Even more than The Great Railway Bazaar, I loved
The Old Patagonian Express: By Train Through the Americas, maybe because I know the Americas better than Asia and had visited (and lived in) many of the countries he travels through. In this book, he starts in Massachusetts and ends at the tip of the South Ameicans continent, traveling by train all the way. Each pf the 22 chapters is named for a train line, from Bostons Lake Shore Limited, through the 7:30 to Guatemala City and the Passenger train to Machu Pichhu, all the way to Tierra del Fuego’s Old Patagonia express.
Besides the telling detail and the history lessons, I liked when he ruminated on solo travel:
“Travel at its best is a solitary experience: to see, to examine, to assess, you have to be alone and unencumbered. Other people can mislead you; they crowd your meandering impressions with their own; if they are companionable they obstruct your view, and if they are boring they corrupt the silence with non sequiturs, shattering your concentration with 'Oh look, it’s raining.' And 'You see a lot of trees here.' Traveling on your own can be terribly lonely (and it is not understood by Japanese who, coming across you smiling wistfully at an acre of Mexican buttercups, tend to say things like 'Where is the rest of your team?').”

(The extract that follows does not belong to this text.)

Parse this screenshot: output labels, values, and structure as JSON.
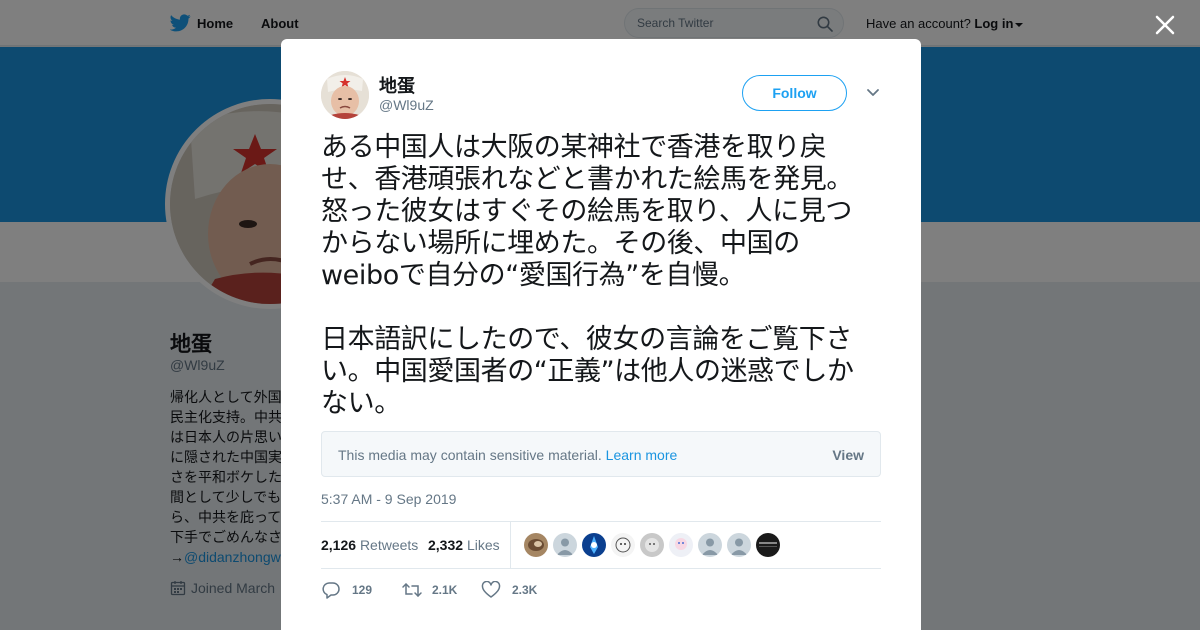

Speaking of seeing, I saw the author read in San Francisco. He's not a natural-born speaker (he's a writer!), but his digressive, recursive, near-stuttering style had its own charm. Of course he's even better on the page. Bottom line: his books elevate the whole travel writing genre. -
This is an excellent book, which I read on the recommendation of my daughter. Back in the early seventies Paul Theroux documented his trip by rail from London to Paris, Istanbul, much of the middle east, India, southeast Asia, Japan and then back across Asia on the transsiberian railroad. This book, was known as The Great Railway Bazaar. The book was very popular and the author decided over thirty years later to take a nearly identical trip to learn how much the world had changed. After all, Russia and the eastern European nations have been through an upheaval. Afganistan and Iran had become off-limits. India was supposedly going through a technological revolution. Ceylon was now Sri Lanka. Cambodia and Viet Nam were in the midst of a great war during his earlier travels. Paul Theroux takes the time to understand and converse with fellow travelers and interesting people at his destinations and I am awed by his ability to be alone, humor himself, which is a neccesity when traveling alone for months with a small backback. He gives a clear view of his sensitive and thoughtful interpretation of the changes or lack thereof of his destinations. I trust his judgements of his encounters and am overwhelmed by his literary knowledge. The adventure universally included beggers, religions of every type, political leaders of every nature, regular visits with members of his literary fraternity, but his conversations with fellow travelers and people that he met on his journey provided the best insight. The only constant in this part of the world was the omnipresent woman on a street corner. This is not a light and fluffy easy read nor a book by which to entertain yourself. It is book that should be read by those curious about their world.